Limited liability company
The business entity you choose can greatly affect your personal liability. When shareholders or owners of a business are not personally liable for any business debts or obligations, they enjoy "limited liability." The last thing you want to do is create a bsuiness where the negligence of a partner, or even an employee, puts your personal assets at risk. A limited liability company (LLC) is a relatively new business structure allowed by state statute. LLCs are popular because, similar to a corporation, owners have limited personal liability for the debts and actions of the LLC. Other features of LLCs are more like a partnership, providing management flexibility and the benefit of pass-through taxation.Owners of an LLC are called members. Since most states do not restrict ownership, members may include individuals, corporations, other LLCs and foreign entities. There is no maximum number of members. Most states also permit “single member” LLCs, those having only one owner.
A few types of businesses generally cannot be LLCs, such as banks and insurance companies. Who can form an LLC? Although most states permit one-member LLC's , the LLC KIT is designed to be used by two or more members. This is because the one-member LLC has not been fully tested before the IRS and it is uncertain as to how they will ultimately be treated in various situations. By definition, one person cannot be a partnership and therefore you might lose this advantage.

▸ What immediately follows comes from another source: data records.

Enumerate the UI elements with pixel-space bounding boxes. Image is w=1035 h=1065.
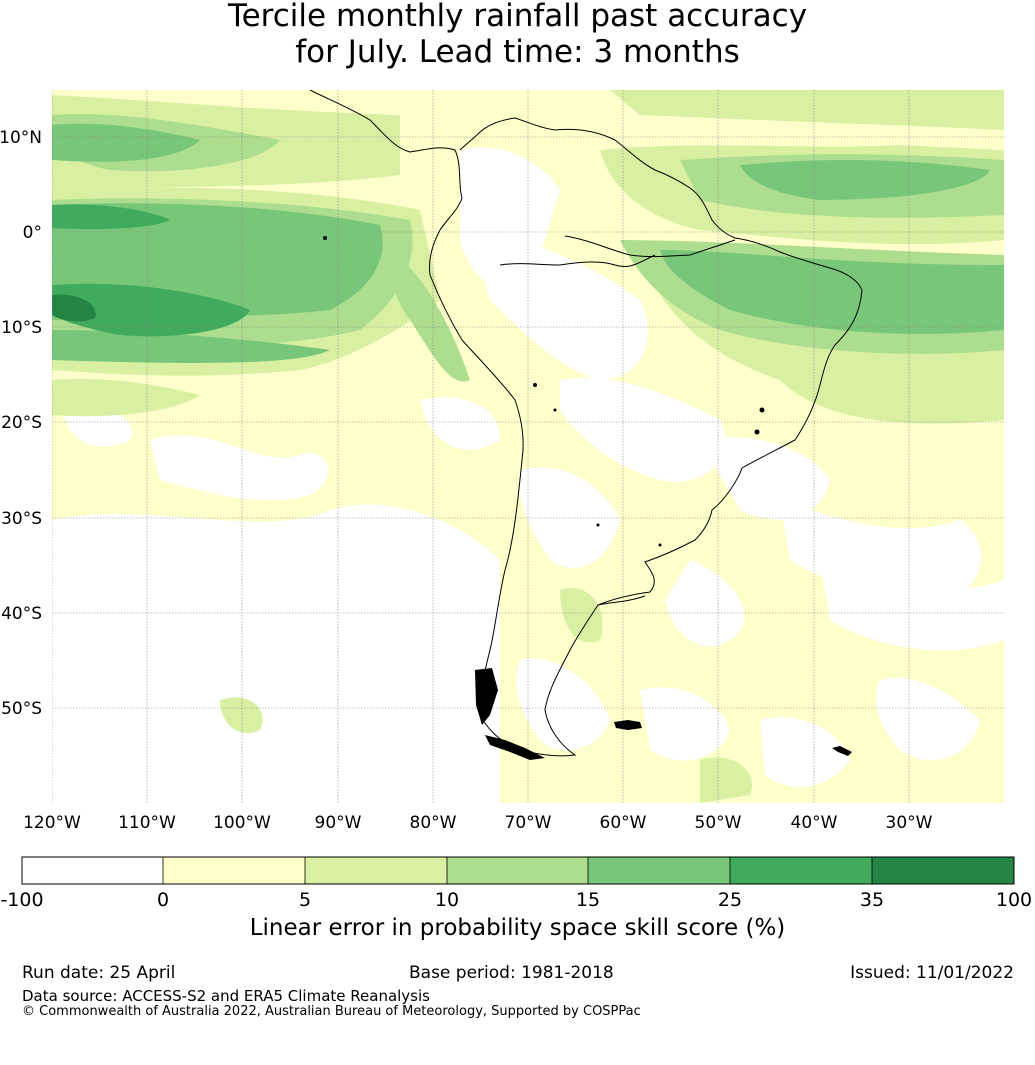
islands: [323, 236, 852, 760]
skill-15-25-areas: [52, 123, 1004, 363]
colorbar-tick-label: 5: [299, 889, 311, 911]
lat-label: 10°S: [1, 318, 42, 338]
colorbar-tick-label: 100: [996, 889, 1032, 911]
colorbar-segment: [22, 857, 164, 884]
colorbar-tick-label: 35: [860, 889, 884, 911]
colorbar-segment: [163, 857, 305, 884]
lon-label: 50°W: [695, 813, 742, 833]
skill-35-100-areas: [52, 294, 96, 322]
issued-date: Issued: 11/01/2022: [850, 963, 1014, 983]
longitude-labels: 120°W 110°W 100°W 90°W 80°W 70°W 60°W 50…: [23, 813, 933, 833]
lon-label: 100°W: [213, 813, 271, 833]
skill-field: [52, 90, 1004, 803]
colorbar-segment: [305, 857, 447, 884]
copyright-notice: © Commonwealth of Australia 2022, Austra…: [22, 1004, 641, 1019]
run-date: Run date: 25 April: [22, 963, 176, 983]
colorbar-tick-label: 15: [576, 889, 600, 911]
lon-label: 110°W: [118, 813, 176, 833]
lat-label: 40°S: [1, 604, 42, 624]
lat-label: 10°N: [0, 128, 42, 148]
colorbar-segment: [730, 857, 872, 884]
colorbar-outline: [21, 856, 1015, 885]
map-title-line2: for July. Lead time: 3 months: [295, 34, 740, 70]
lon-label: 30°W: [886, 813, 933, 833]
lon-label: 90°W: [315, 813, 362, 833]
colorbar-segment: [872, 857, 1014, 884]
lon-label: 70°W: [505, 813, 552, 833]
lon-label: 40°W: [791, 813, 838, 833]
lat-label: 50°S: [1, 699, 42, 719]
colorbar: -100 0 5 10 15 25 35 100: [0, 856, 1032, 911]
coastline: [309, 90, 863, 757]
data-source: Data source: ACCESS-S2 and ERA5 Climate …: [22, 987, 430, 1005]
colorbar-tick-label: -100: [0, 889, 43, 911]
colorbar-tick-label: 25: [718, 889, 742, 911]
lon-label: 60°W: [600, 813, 647, 833]
no-skill-areas: [52, 147, 1004, 803]
colorbar-title: Linear error in probability space skill …: [249, 915, 786, 941]
base-period: Base period: 1981-2018: [409, 963, 614, 983]
colorbar-tick-label: 0: [157, 889, 169, 911]
colorbar-tick-label: 10: [435, 889, 459, 911]
lat-label: 30°S: [1, 509, 42, 529]
lon-label: 120°W: [23, 813, 81, 833]
lon-label: 80°W: [410, 813, 457, 833]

The filing of LLC: An LLC is formed by filing a form, usually called Articles of Organization, with the Secretary of State. The corporation division of most secretary of state offices handles LLCs. Most states require an annual report be filed. The LLC is not a tax paying entity. Profits, losses etc. flow directly through and are reported on the individual members tax returns. The only problem one can have is that, when trying to borrow money from a financial institution to expend the business, it will be hard to receive a loan unless one has excellent credit as an individual or as a company. A LLC does not have an infinite life, it ends with the death of one of the owners or the only owner, if the owner or one of the owners goes bankrupt, or when one decides not to continue keeping the business anymore. With a LLC, the members the company either manage the business affairs of the company themselves or appoint a manager to operate it. The pros of a LLC are: No group of individuals stand between the members and the managers. There is a great deal of flexibility in determining a management structure for the company. The members can adopt a structure best suited to the particular needs of the company. The cons of a LLC are: Each member has rights into the managing the company, therefore disagreement and deadlock could exist in this type of ownership.